Telegramas descrevem diálogo com embaixadora e papel do ex-ministro José Dirceu
Registros diplomáticos mostram que preocupação foi enviar mensagem de confiança a investidores e negar possíveis "surpresas"
Documentos liberados pelo governo norte-americano mostram que o presidente Luiz Inácio Lula da Silva priorizou a relação com os Estados Unidos, desde que foi eleito em outubro de 2002. Os bastidores dessa aproximação com a administração de George W. Bush estão em telegramas diplomáticos divulgados ontem pelo jornal "Valor Econômico".
A primeira preocupação de Lula foi enviar uma mensagem de segurança aos investidores estrangeiros. Depois ele assumiria papel de moderador na América do Sul, buscando amortecer o impacto da retórica antiamericana do presidente da Venezuela, Hugo Chávez.
Apenas três dias depois de ser eleito, Lula se reuniu com a então embaixadora dos EUA no Brasil, Donna Hrinak. A conversa foi relatada por ela ao Departamento de Estado norte-americano."Lula salientou repetidamente que queria trabalhar com os Estados Unidos, em geral e na Alca", escreveu Hrinak. Ao presidente, ela salientou que seria importante evitar "surpresas desagradáveis", especificamente uma mudança da política econômica herdada de FHC. "Lula imediatamente respondeu que não haveria "nenhuma surpresa". Que não seria "ideológico'", observou a embaixadora.
A chegada de Lula ao poder foi acompanhada então de grande expectativa, num momento em que a região vivia momento de instabilidade. A Argentina enfrentava profunda crise econômica, com suspensão de pagamentos dos credores internacionais. Na Venezuela, Chávez foi vítima de duas tentativas de golpe de Estado -os EUA chegaram a reconhecer um governo provisório- no mesmo ano.
"Enviar uma mensagem de confiança era uma necessidade naquele primeiro ano tão difícil", disse à Folha o ex-embaixador Roberto Abdenur, que serviu em Washington. "Não se tratou de submissão. Lula sempre foi muito lúcido sobre que tipo de relação ter com os EUA", explicou.
Uma fonte do gabinete do chanceler Celso Amorim explicou que a situação era agravada por causa do perfil ultraconservador dos principais assessores do Departamento de Estado americano, à época encabeçado por Colin Powell e hoje por Condoleezza Rice.
Para Abdenur, a desconfiança das autoridades americanas e dos investidores só se dissipou completamente a partir do seminário a empresários no luxuoso hotel Waldorf-Astoria, em junho de 2004.
"O secretário do Tesouro dos EUA, John Snow, se dirigiu a Lula para cumprimentá-lo pelo discurso. No dia seguinte, ele divulgou nota elogiando a política econômica do governo Lula", lembrou Abdenur.

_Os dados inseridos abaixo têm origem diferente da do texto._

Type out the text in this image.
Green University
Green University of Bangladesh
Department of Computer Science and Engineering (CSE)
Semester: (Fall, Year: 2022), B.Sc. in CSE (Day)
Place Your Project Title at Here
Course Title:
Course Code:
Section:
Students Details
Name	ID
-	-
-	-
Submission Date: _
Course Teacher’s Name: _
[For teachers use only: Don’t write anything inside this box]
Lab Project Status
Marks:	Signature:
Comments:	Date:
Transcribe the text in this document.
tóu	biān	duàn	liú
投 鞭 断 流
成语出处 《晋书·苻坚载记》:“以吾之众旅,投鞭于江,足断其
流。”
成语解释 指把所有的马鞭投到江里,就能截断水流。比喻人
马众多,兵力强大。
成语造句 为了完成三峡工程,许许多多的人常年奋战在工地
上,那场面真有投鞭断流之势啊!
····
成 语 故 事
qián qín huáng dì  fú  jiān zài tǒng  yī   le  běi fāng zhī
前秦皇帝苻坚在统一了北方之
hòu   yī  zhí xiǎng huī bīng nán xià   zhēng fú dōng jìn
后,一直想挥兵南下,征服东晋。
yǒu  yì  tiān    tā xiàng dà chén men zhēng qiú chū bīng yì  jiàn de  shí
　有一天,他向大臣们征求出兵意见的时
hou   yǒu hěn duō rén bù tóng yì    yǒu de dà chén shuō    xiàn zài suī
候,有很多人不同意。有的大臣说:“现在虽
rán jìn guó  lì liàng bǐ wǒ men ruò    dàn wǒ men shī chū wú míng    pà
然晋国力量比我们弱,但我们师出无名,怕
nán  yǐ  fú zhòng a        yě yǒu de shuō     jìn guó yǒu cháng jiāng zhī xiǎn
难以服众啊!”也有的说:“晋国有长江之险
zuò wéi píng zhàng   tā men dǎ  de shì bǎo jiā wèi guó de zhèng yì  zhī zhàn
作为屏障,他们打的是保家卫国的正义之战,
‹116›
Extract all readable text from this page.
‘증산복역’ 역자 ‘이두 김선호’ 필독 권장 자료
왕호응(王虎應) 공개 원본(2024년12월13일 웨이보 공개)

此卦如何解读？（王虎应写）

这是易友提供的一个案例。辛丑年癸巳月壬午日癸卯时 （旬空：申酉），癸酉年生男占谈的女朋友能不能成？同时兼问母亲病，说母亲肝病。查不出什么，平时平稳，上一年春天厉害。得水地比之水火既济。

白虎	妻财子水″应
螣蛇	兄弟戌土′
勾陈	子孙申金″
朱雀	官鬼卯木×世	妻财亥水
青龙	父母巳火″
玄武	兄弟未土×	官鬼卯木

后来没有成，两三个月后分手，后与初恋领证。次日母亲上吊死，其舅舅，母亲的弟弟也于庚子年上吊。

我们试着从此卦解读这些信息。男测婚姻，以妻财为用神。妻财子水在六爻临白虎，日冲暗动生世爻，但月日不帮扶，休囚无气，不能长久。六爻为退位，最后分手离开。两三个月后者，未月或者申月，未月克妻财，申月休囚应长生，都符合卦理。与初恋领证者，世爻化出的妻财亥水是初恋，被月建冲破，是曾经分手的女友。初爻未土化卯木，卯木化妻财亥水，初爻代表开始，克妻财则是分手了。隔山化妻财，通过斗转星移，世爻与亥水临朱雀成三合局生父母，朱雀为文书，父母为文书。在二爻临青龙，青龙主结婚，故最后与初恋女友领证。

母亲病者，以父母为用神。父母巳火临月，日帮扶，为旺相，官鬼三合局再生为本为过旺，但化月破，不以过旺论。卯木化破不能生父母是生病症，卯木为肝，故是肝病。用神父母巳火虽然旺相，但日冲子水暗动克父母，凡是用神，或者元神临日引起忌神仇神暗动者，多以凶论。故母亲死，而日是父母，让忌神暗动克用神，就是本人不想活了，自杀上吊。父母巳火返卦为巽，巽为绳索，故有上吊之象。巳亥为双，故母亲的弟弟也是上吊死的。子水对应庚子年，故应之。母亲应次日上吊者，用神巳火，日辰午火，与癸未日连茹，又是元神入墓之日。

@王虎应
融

Em memorando desclassificado pelo governo americano, Snow relatou detalhes da conversa que teve com o presidente brasileiro. "Lula disse que o Brasil está seguindo a política externa mais agressiva de sua história. Ele quer usar seu bom relacionamento com figuras regionais como uma força pela estabilidade e pela democracia na região", escreveu.
O papel do ex-ministro José Dirceu (Casa Civil) é registrado com destaque nos documentos do governo americano. Dirceu estabeleceu um canal de interlocução privilegiado com Rice, em uma estratégia de Lula para agilizar os contatos.
Para a Casa Branca, haveria certa resistência na cúpula do Itamaraty sobre uma relação amistosa com os EUA.
O trabalho de Dirceu se concentrou basicamente em criar laços com investidores estrangeiros e amenizar a tensão nas relações dos EUA com a Venezuela. Em março de 2005, Dirceu se reuniu em privado com a secretária de Estado americana, por cerca de 15 minutos.
Um telegrama registra: "Dirceu afirmou que Lula já tinha aconselhado Chávez sobre a necessidade de ser mais cuidadoso em sua retórica. Ele acrescentou que o Brasil não acredita que Chávez esteja apoiando as Farc".